Twin sisters Jack and Jill were sent right to Eleanor West’s Home for Wayward Children when they came back “home” from their five-year stay in the dark land of the Moors. In Every Heart a Doorway, their story post-fantastical world intertwines with those of other children who had to return, unwillingly, from their respective forays into strange lands via secret doors.
In this new book by Seanan McGuire, their stories before being sent off to this unique boarding school are told. Jacqueline and Jillian are raised by parents who don’t really care to be parents; they simply had children to be able to present them to society. Their parents decided what each would be: Jacqueline the pretty girly one, adorned in frilly dresses and told not to get dirty; Jillian the tomboy, dressed in jeans and tennis shoes, placed in sports. But one day, when they’re 12, they discover a hidden door and end up in the Moors, where vampires and werewolves and other monsters reign. They are picked up by the Master, who wants to keep both but has made a deal with the “mad scientist” who lives in the windmill, and Jill goes one way while Jack goes another. They learn to get by in this new place and even come to appreciate their lives and find themselves, in a sense, as they finally are given the opportunity to make choices for themselves. But the choices they make have much more dire consequences in the land of the Moors, and even as much as each wants to stay, consequences — and finally learning what love is — end up forcing them to leave.

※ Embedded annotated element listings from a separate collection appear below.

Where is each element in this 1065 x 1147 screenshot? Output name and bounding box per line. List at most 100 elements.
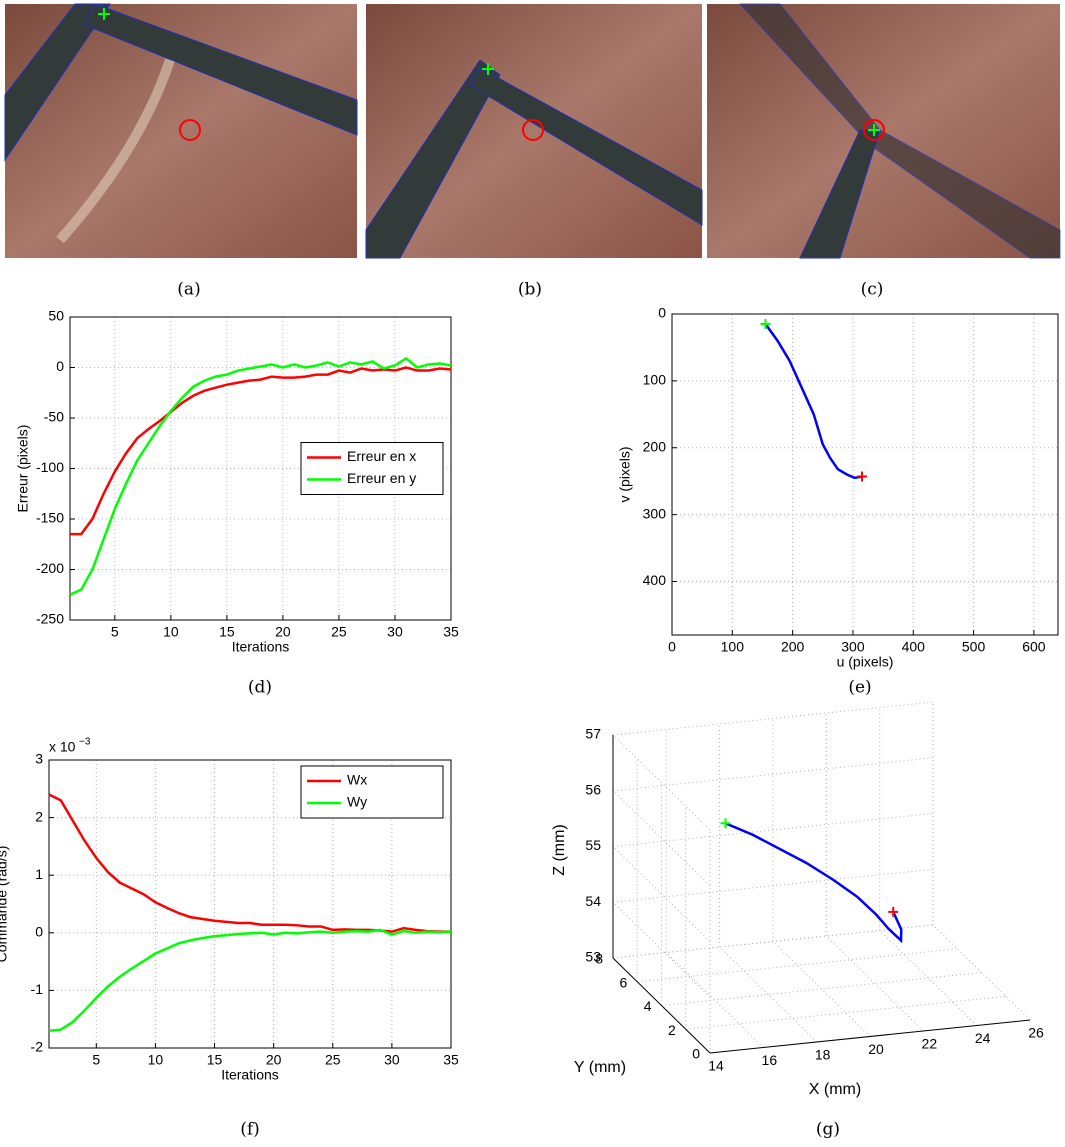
axis-line [612,957,711,1054]
legend [300,442,444,495]
z-tick-label: 55 [585,837,601,853]
grid-line [612,924,934,959]
y-tick-label: 3 [35,751,43,767]
y-axis-label: v (pixels) [617,446,633,502]
grid-line [612,813,934,847]
caption: (b) [518,280,542,300]
y-axis-label: Commande (rad/s) [0,846,10,963]
marker [888,906,899,917]
y-tick-label: 0 [692,1046,700,1062]
y-tick-label: -250 [36,611,64,627]
y-tick-label: -200 [36,560,64,576]
x-tick-label: 500 [962,639,986,655]
line [725,822,903,944]
caption: (e) [848,678,871,698]
x-tick-label: 100 [721,639,745,655]
y-tick-label: 0 [35,924,43,940]
x-tick-label: 300 [841,639,865,655]
caption: (f) [240,1120,260,1140]
x-tick-label: 10 [148,1052,164,1068]
scale-label: x 10 [49,739,76,755]
y-tick-label: -100 [36,459,64,475]
x-tick-label: 200 [781,639,805,655]
y-tick-label: 6 [619,974,627,990]
grid-line [637,948,958,983]
x-tick-label: 35 [443,1052,459,1068]
z-tick-label: 57 [585,726,601,742]
y-tick-label: 100 [643,372,667,388]
y-tick-label: 1 [35,866,43,882]
z-tick-label: 56 [585,781,601,797]
photo-a [4,3,358,258]
grid-line [612,757,934,792]
x-tick-label: 16 [762,1052,778,1068]
x-tick-label: 10 [163,624,179,640]
x-tick-label: 24 [975,1030,991,1046]
x-tick-label: 30 [384,1052,400,1068]
x-tick-label: 5 [92,1052,100,1068]
y-tick-label: -150 [36,510,64,526]
x-tick-label: 15 [219,624,235,640]
x-tick-label: 14 [708,1058,724,1074]
grid-line [719,946,818,1043]
y-axis-label: Y (mm) [574,1059,626,1076]
axis-line [709,1019,1031,1054]
legend-label: Wx [347,772,367,788]
y-tick-label: 400 [643,572,667,588]
photo-b [365,4,703,259]
legend-label: Erreur en y [347,470,416,486]
grid-line [612,868,934,903]
y-tick-label: 2 [35,808,43,824]
grid-line [612,701,934,736]
grid-line [685,995,1006,1030]
axes-box [48,759,452,1049]
axes-box [69,316,452,621]
y-tick-label: 200 [643,438,667,454]
y-tick-label: 2 [668,1022,676,1038]
x-tick-label: 22 [922,1036,938,1052]
y-tick-label: 8 [595,951,603,967]
x-tick-label: 5 [111,624,119,640]
caption: (a) [177,280,200,300]
z-tick-label: 54 [585,893,601,909]
caption: (c) [861,280,884,300]
grid-line [665,952,764,1048]
y-tick-label: 0 [658,305,666,321]
z-tick-label: 53 [585,949,601,965]
y-tick-label: 4 [644,998,652,1014]
y-tick-label: 0 [56,358,64,374]
line [764,323,863,480]
x-tick-label: 15 [207,1052,223,1068]
x-tick-label: 20 [868,1041,884,1057]
x-axis-label: u (pixels) [837,654,894,670]
grid-line [825,935,924,1032]
x-tick-label: 20 [266,1052,282,1068]
y-tick-label: -2 [31,1039,44,1055]
caption: (g) [816,1120,840,1140]
x-tick-label: 0 [668,639,676,655]
x-axis-label: Iterations [232,639,290,655]
x-tick-label: 400 [902,639,926,655]
axes-box [671,313,1059,636]
marker [856,471,867,482]
z-axis-label: Z (mm) [551,824,568,876]
caption: (d) [248,678,272,698]
legend-label: Erreur en x [347,448,416,464]
x-tick-label: 25 [331,624,347,640]
x-tick-label: 600 [1022,639,1046,655]
x-axis-label: X (mm) [809,1081,861,1098]
x-tick-label: 30 [387,624,403,640]
x-tick-label: 20 [275,624,291,640]
x-axis-label: Iterations [221,1067,279,1083]
y-tick-label: -50 [44,409,64,425]
x-tick-label: 35 [443,624,459,640]
scale-exponent: −3 [79,737,91,748]
line [70,366,452,536]
y-axis-label: Erreur (pixels) [15,425,31,513]
legend [300,765,444,819]
y-tick-label: 300 [643,505,667,521]
legend-label: Wy [347,794,367,810]
photo-c [707,3,1061,259]
x-tick-label: 26 [1028,1025,1044,1041]
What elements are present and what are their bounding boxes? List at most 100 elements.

The world of Wayward Children is one where the lands of fairy tales exist, where children from our world really do find secret doorways that open up just once when the time is right, where those worlds have varying sets of rules, all very serious and never the light-hearted “Disney-fied” versions of those tales. McGuire uses these places to explore morality and human nature and what selfishness and bad choices can do. This story is a reminder that girls shouldn’t be forced into one or two molds, that they should have many options available to them, to guide their own destinies, and that humans can be just as disturbing as monsters.
Rated: Moderate. There’s no offensive language. Sexual content includes a romantic relationship between two teen girls, with some kissing mentioned and more involvement implied. There’s a potential implication of a relationship (but it’s murky) between a teen girl and a vampire. Violence is mostly a murder that involves mentions of blood and a body being mutilated in some way with a knife. There are mentions of other killings, mostly of children, just in passing.